What was the first thing you ever wrote?
Fan-fiction of the Christian Bible, lol. I found some of the stories quite interesting, and wondered what it would be like to be a fly on the wall. So I rewrote a lot of the popular stories from the point-of-view of lesser characters: the owner of the donkey on which Jesus rode into Jerusalem, the guy who owned the room where the last supper was held, etc. It was fun while it lasted, which wasn’t very long.
Is that when you realised you were going to become a writer?
Perhaps? I don’t know if I ever realised. I’ve always known I wanted to tell stories somehow, but I was never quite sure when or via what medium. I simply kept following the various opportunities that presented themselves, and I guess I just woke up one day, realised I’d written a bunch of stuff and thought, “Shit, I guess I’m a author now.”
Would you come talk to my students/librarians/book club?
For sure! See speaking & appearances for more information.
When will you come visit my town?
If it’s in my plans, sure! Heck, maybe it already is. Scroll to the bottom of this website’s homepage to see all my forthcoming appearances.
Will you read my manuscript / query letter / synopsis / short story?
I want to, really. But I cannot. First, I have a blanket no-reading policy for copyright and legal purposes. Secondly, I barely have the time. I hope you understand!
How do you deal with writer’s block?
I take some time from the desk and go out and live for a bit. Play games, watch TV, bike, read, etc. Sometimes, I write in other genres. I think the antidote to a block is finding other ways to engage your brain, so that it can find the solution to your block problem in places you’re usually not looking.
What are your specific writing practices?
I write right after I’ve awoken–usually in the morning or after a siesta–and/or before I got to bed–usually at night. I barely write for more than two hours at a time. I always have a dedicated workspace wherever I live, but I switch up my writing spaces a lot to prevent a rut.
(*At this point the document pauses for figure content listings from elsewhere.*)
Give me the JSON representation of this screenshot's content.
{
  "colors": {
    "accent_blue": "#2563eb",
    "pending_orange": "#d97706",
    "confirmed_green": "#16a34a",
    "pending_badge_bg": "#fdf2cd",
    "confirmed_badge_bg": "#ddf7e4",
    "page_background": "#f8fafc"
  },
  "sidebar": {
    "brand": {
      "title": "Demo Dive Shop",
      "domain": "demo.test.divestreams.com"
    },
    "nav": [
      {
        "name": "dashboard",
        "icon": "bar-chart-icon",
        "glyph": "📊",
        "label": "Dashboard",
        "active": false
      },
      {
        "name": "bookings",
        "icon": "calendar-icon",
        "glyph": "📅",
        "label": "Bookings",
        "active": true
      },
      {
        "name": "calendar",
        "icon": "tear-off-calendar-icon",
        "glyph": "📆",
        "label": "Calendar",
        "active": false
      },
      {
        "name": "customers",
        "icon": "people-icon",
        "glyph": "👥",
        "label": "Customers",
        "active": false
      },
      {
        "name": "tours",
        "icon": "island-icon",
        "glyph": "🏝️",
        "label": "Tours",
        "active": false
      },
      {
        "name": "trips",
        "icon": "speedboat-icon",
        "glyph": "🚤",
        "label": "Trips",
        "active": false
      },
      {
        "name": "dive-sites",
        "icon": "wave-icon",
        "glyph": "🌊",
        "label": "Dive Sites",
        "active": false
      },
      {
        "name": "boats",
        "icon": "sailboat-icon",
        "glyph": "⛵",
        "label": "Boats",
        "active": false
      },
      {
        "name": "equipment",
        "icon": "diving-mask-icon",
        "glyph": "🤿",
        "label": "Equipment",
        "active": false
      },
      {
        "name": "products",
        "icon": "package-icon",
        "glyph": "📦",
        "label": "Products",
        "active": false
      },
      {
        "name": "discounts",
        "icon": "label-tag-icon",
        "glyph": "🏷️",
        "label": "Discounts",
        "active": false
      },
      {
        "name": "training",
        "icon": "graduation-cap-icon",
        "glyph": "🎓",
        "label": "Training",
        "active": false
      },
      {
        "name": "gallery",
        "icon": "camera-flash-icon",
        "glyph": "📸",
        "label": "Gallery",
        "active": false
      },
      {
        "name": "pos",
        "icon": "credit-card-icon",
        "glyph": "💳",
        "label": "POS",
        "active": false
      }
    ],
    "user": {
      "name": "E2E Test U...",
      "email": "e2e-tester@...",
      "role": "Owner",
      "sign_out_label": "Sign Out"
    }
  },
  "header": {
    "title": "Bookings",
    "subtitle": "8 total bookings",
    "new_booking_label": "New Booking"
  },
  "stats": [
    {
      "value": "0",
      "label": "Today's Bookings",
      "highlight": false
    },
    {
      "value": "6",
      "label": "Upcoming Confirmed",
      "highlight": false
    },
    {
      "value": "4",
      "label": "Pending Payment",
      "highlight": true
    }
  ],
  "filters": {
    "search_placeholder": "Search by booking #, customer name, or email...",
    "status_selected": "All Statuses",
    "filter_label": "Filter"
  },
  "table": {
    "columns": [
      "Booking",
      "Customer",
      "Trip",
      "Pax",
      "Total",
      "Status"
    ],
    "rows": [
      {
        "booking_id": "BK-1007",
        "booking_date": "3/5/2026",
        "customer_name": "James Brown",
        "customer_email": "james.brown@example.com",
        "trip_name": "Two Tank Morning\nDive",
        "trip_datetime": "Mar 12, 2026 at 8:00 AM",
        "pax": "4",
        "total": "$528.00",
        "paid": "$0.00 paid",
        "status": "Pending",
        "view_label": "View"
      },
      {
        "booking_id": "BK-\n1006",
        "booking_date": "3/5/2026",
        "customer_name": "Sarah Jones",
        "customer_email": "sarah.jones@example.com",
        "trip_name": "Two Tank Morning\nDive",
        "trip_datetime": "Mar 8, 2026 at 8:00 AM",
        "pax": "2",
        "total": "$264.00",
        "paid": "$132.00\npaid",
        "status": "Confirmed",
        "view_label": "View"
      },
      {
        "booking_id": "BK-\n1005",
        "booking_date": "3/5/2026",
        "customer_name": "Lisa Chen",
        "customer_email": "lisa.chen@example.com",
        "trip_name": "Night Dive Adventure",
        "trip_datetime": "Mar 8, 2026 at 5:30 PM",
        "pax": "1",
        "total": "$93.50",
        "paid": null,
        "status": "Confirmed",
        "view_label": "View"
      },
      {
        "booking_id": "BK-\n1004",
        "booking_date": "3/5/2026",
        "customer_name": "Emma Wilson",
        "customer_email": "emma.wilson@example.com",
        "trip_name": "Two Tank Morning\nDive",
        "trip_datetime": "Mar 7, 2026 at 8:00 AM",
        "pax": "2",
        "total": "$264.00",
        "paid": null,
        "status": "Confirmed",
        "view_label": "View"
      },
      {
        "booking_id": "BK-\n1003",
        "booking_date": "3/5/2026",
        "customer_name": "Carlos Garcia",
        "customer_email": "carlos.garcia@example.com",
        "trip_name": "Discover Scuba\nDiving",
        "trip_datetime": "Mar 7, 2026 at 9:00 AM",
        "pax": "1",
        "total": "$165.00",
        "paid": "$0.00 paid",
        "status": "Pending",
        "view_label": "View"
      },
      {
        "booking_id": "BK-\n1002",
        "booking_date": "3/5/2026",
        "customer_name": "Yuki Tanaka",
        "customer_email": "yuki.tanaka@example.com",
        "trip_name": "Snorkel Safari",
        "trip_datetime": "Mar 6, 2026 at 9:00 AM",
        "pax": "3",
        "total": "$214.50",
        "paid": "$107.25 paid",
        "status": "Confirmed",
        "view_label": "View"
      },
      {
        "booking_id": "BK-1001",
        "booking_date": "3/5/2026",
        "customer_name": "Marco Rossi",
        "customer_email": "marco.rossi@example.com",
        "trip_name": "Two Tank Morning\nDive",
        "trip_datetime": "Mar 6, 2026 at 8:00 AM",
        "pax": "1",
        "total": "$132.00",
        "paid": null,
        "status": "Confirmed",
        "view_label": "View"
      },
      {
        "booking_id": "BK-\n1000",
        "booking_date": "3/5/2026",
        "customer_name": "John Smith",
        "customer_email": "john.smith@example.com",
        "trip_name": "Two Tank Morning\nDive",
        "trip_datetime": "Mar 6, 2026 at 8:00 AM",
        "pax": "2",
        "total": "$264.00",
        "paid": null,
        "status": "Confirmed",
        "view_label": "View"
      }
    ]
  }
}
As for the writing itself, I often outline before I begin a story, but sometimes, a story forces other methods, and I simply follow. For my most recent WIP, I didn’t outline at all–I plotted the whole story with sticky notes.
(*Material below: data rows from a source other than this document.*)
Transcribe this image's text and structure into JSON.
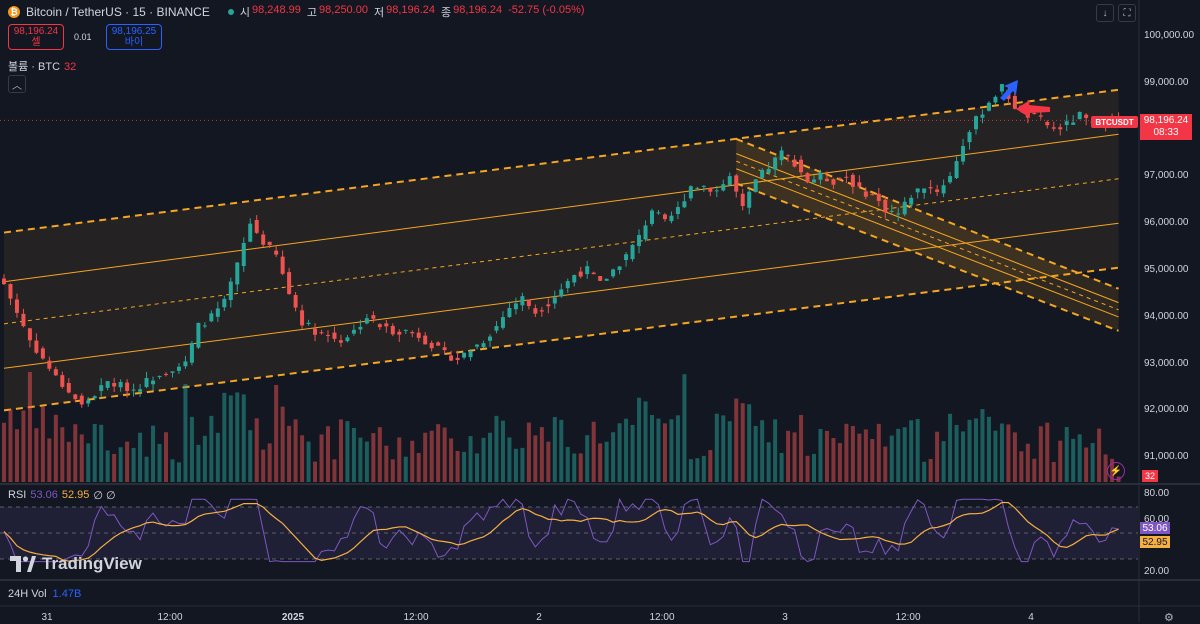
{
  "header": {
    "symbol_title": "Bitcoin / TetherUS · 15 · BINANCE",
    "symbol_icon": "bitcoin-icon",
    "ohlc": [
      {
        "label": "시",
        "value": "98,248.99"
      },
      {
        "label": "고",
        "value": "98,250.00"
      },
      {
        "label": "저",
        "value": "98,196.24"
      },
      {
        "label": "종",
        "value": "98,196.24"
      },
      {
        "label": "",
        "value": "-52.75 (-0.05%)"
      }
    ],
    "toolbar_icons": [
      "arrow-down-icon",
      "fullscreen-icon"
    ]
  },
  "trade": {
    "sell_price": "98,196.24",
    "sell_label": "셀",
    "spread": "0.01",
    "buy_price": "98,196.25",
    "buy_label": "바이"
  },
  "volume_legend": {
    "label": "볼륨 · BTC",
    "value": "32",
    "last_value": "32"
  },
  "price_axis": {
    "labels": [
      "100,000.00",
      "99,000.00",
      "98,000.00",
      "97,000.00",
      "96,000.00",
      "95,000.00",
      "94,000.00",
      "93,000.00",
      "92,000.00",
      "91,000.00"
    ],
    "last_price": "98,196.24",
    "countdown": "08:33",
    "symbol_tag": "BTCUSDT"
  },
  "rsi": {
    "label": "RSI",
    "value": "53.06",
    "ma_value": "52.95",
    "extra": "∅ ∅",
    "axis_labels": [
      "80.00",
      "60.00",
      "20.00"
    ]
  },
  "branding": {
    "logo_text": "TradingView"
  },
  "vol24": {
    "label": "24H Vol",
    "value": "1.47B"
  },
  "time_axis": [
    "31",
    "12:00",
    "2025",
    "12:00",
    "2",
    "12:00",
    "3",
    "12:00",
    "4"
  ],
  "colors": {
    "background": "#131722",
    "up": "#26a69a",
    "down": "#ef5350",
    "channel": "#f5a623",
    "rsi_line": "#7e57c2",
    "rsi_ma": "#f5b041",
    "marker_blue": "#2962ff",
    "marker_red": "#f23645"
  },
  "chart_data": {
    "type": "candlestick",
    "price_range": [
      91000,
      100000
    ],
    "last_price": 98196.24,
    "price_path": [
      [
        0,
        94700
      ],
      [
        4,
        93500
      ],
      [
        8,
        92700
      ],
      [
        12,
        92100
      ],
      [
        16,
        92600
      ],
      [
        20,
        92450
      ],
      [
        24,
        92800
      ],
      [
        28,
        93000
      ],
      [
        30,
        93800
      ],
      [
        32,
        94000
      ],
      [
        34,
        94300
      ],
      [
        36,
        95100
      ],
      [
        38,
        96000
      ],
      [
        40,
        95600
      ],
      [
        42,
        95300
      ],
      [
        44,
        94500
      ],
      [
        46,
        93900
      ],
      [
        48,
        93700
      ],
      [
        50,
        93600
      ],
      [
        52,
        93500
      ],
      [
        54,
        93700
      ],
      [
        56,
        94000
      ],
      [
        58,
        93800
      ],
      [
        60,
        93700
      ],
      [
        62,
        93700
      ],
      [
        64,
        93600
      ],
      [
        66,
        93400
      ],
      [
        68,
        93200
      ],
      [
        70,
        93100
      ],
      [
        72,
        93300
      ],
      [
        74,
        93500
      ],
      [
        76,
        93800
      ],
      [
        78,
        94200
      ],
      [
        80,
        94400
      ],
      [
        82,
        94100
      ],
      [
        84,
        94300
      ],
      [
        86,
        94600
      ],
      [
        88,
        94900
      ],
      [
        90,
        95000
      ],
      [
        92,
        94700
      ],
      [
        94,
        95000
      ],
      [
        96,
        95300
      ],
      [
        98,
        95700
      ],
      [
        100,
        96300
      ],
      [
        102,
        96000
      ],
      [
        104,
        96300
      ],
      [
        106,
        96800
      ],
      [
        108,
        96800
      ],
      [
        110,
        96700
      ],
      [
        112,
        97000
      ],
      [
        114,
        96300
      ],
      [
        116,
        96900
      ],
      [
        118,
        97200
      ],
      [
        120,
        97500
      ],
      [
        122,
        97300
      ],
      [
        124,
        96900
      ],
      [
        126,
        97000
      ],
      [
        128,
        96900
      ],
      [
        130,
        97000
      ],
      [
        132,
        96700
      ],
      [
        134,
        96600
      ],
      [
        136,
        96300
      ],
      [
        138,
        96200
      ],
      [
        140,
        96600
      ],
      [
        142,
        96800
      ],
      [
        144,
        96700
      ],
      [
        146,
        97000
      ],
      [
        148,
        97700
      ],
      [
        150,
        98200
      ],
      [
        152,
        98600
      ],
      [
        154,
        98900
      ],
      [
        156,
        98500
      ],
      [
        158,
        98300
      ],
      [
        160,
        98200
      ],
      [
        162,
        98000
      ],
      [
        164,
        98100
      ],
      [
        166,
        98300
      ],
      [
        168,
        98100
      ],
      [
        170,
        98200
      ],
      [
        172,
        98196
      ]
    ],
    "channel_up": {
      "upper": [
        [
          0,
          95800
        ],
        [
          172,
          98850
        ]
      ],
      "lower": [
        [
          0,
          92000
        ],
        [
          172,
          95050
        ]
      ],
      "mid_lines": [
        [
          [
            0,
            94750
          ],
          [
            172,
            97900
          ]
        ],
        [
          [
            0,
            92900
          ],
          [
            172,
            96000
          ]
        ]
      ],
      "median": [
        [
          0,
          93850
        ],
        [
          172,
          96950
        ]
      ]
    },
    "channel_down": {
      "upper": [
        [
          113,
          97800
        ],
        [
          172,
          94600
        ]
      ],
      "lower": [
        [
          113,
          96850
        ],
        [
          172,
          93700
        ]
      ]
    },
    "rsi_levels": [
      70,
      50,
      30
    ],
    "rsi_range": [
      20,
      80
    ],
    "volume": {
      "max": 32,
      "last": 32
    }
  }
}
Any advice for new writers?
Whatever you’re writing, invest more in finishing it first than in anything else.
Will there be a David Mogo sequel?
There are no plans for a sequel to David Mogo, Godhunter at the moment. If that changes at any point in the future, I’d be sure to let you know!
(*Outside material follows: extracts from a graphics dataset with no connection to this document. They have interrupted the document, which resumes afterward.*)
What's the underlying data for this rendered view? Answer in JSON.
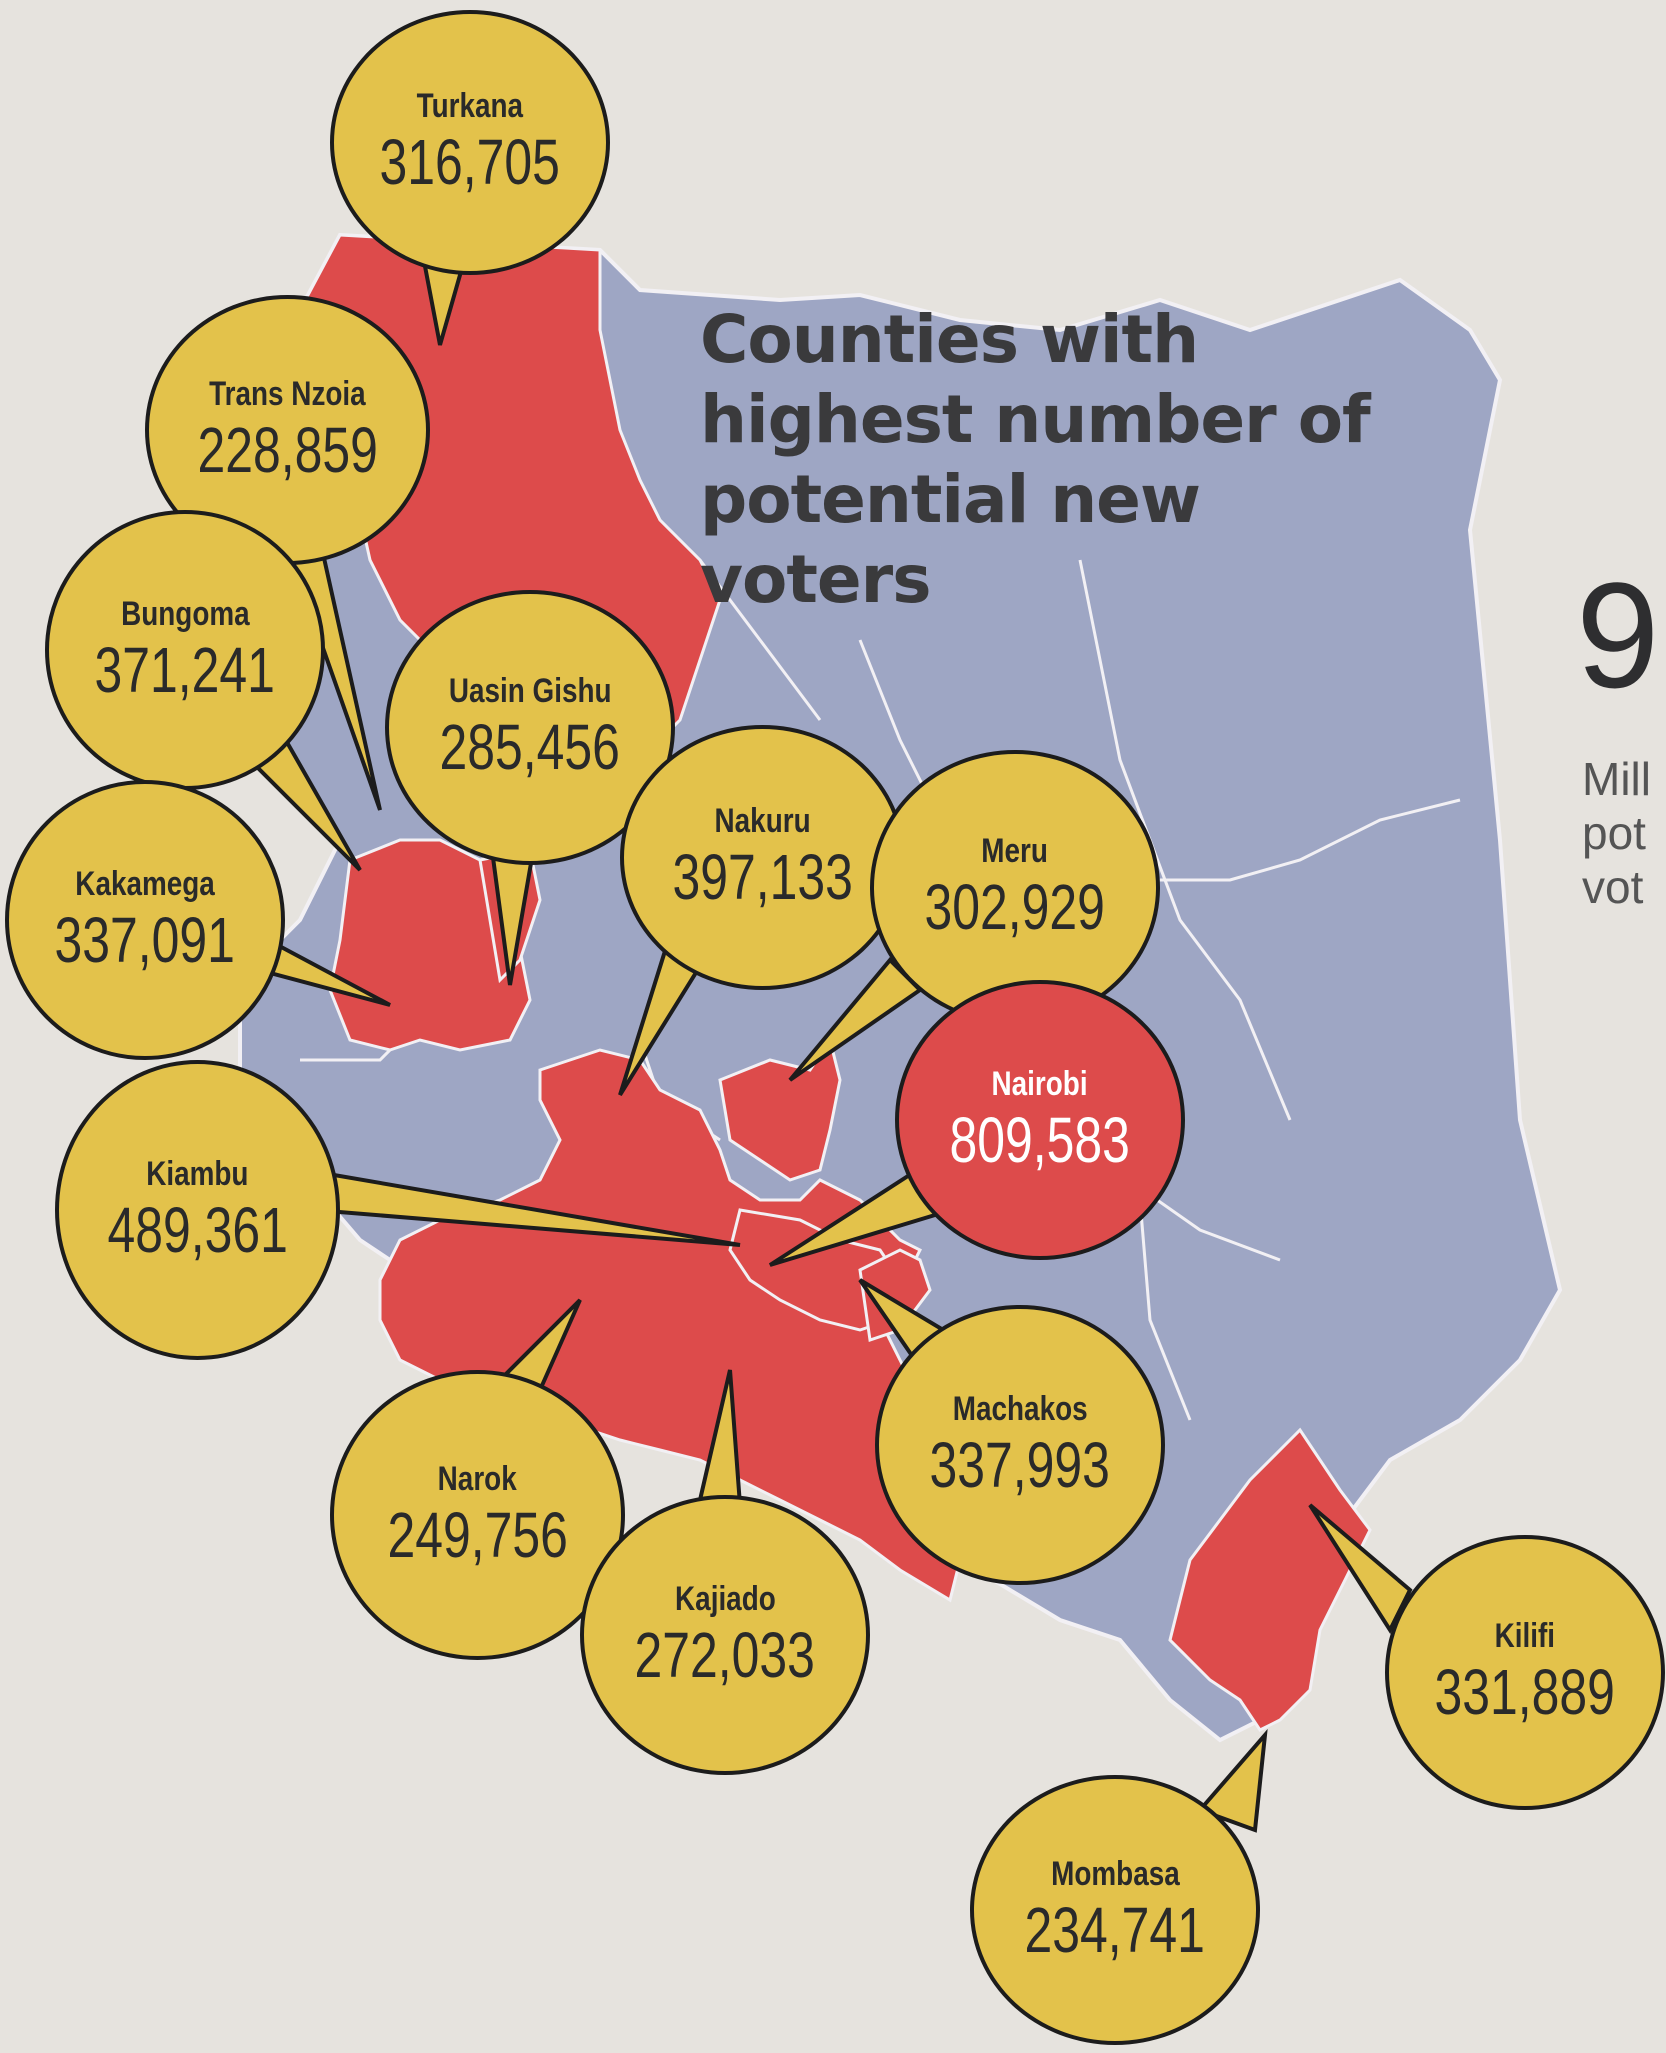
{
  "title": "Counties with highest number of potential new voters",
  "side_stat": {
    "number": "9.",
    "label": "Mill\npot\nvot"
  },
  "colors": {
    "highlighted_county": "#dd4b4b",
    "other_county": "#9ea6c4",
    "county_border": "#f2f0f4",
    "bubble_fill": "#e3c24b",
    "bubble_highlight_fill": "#dd4b4b",
    "background": "#e6e3de"
  },
  "counties": [
    {
      "name": "Turkana",
      "value": "316,705"
    },
    {
      "name": "Trans Nzoia",
      "value": "228,859"
    },
    {
      "name": "Bungoma",
      "value": "371,241"
    },
    {
      "name": "Uasin Gishu",
      "value": "285,456"
    },
    {
      "name": "Kakamega",
      "value": "337,091"
    },
    {
      "name": "Nakuru",
      "value": "397,133"
    },
    {
      "name": "Meru",
      "value": "302,929"
    },
    {
      "name": "Nairobi",
      "value": "809,583"
    },
    {
      "name": "Kiambu",
      "value": "489,361"
    },
    {
      "name": "Machakos",
      "value": "337,993"
    },
    {
      "name": "Narok",
      "value": "249,756"
    },
    {
      "name": "Kajiado",
      "value": "272,033"
    },
    {
      "name": "Kilifi",
      "value": "331,889"
    },
    {
      "name": "Mombasa",
      "value": "234,741"
    }
  ]
}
When will the first book of The Nameless Republic trilogy be out?
When will your book get to my country?
I can’t say! That’s completely between my agent and publisher and I have little to no influence on that process, sorry. But watch out for news, though!
Can we host your book on our digital platform?
That is a question you will need to raise directly with the publishers of my books. Kindly visit the contact page to raise said question with the respective publisher. If it’s a direct question about unsold digital rights to any of my books, then you will need to contact my agent for that.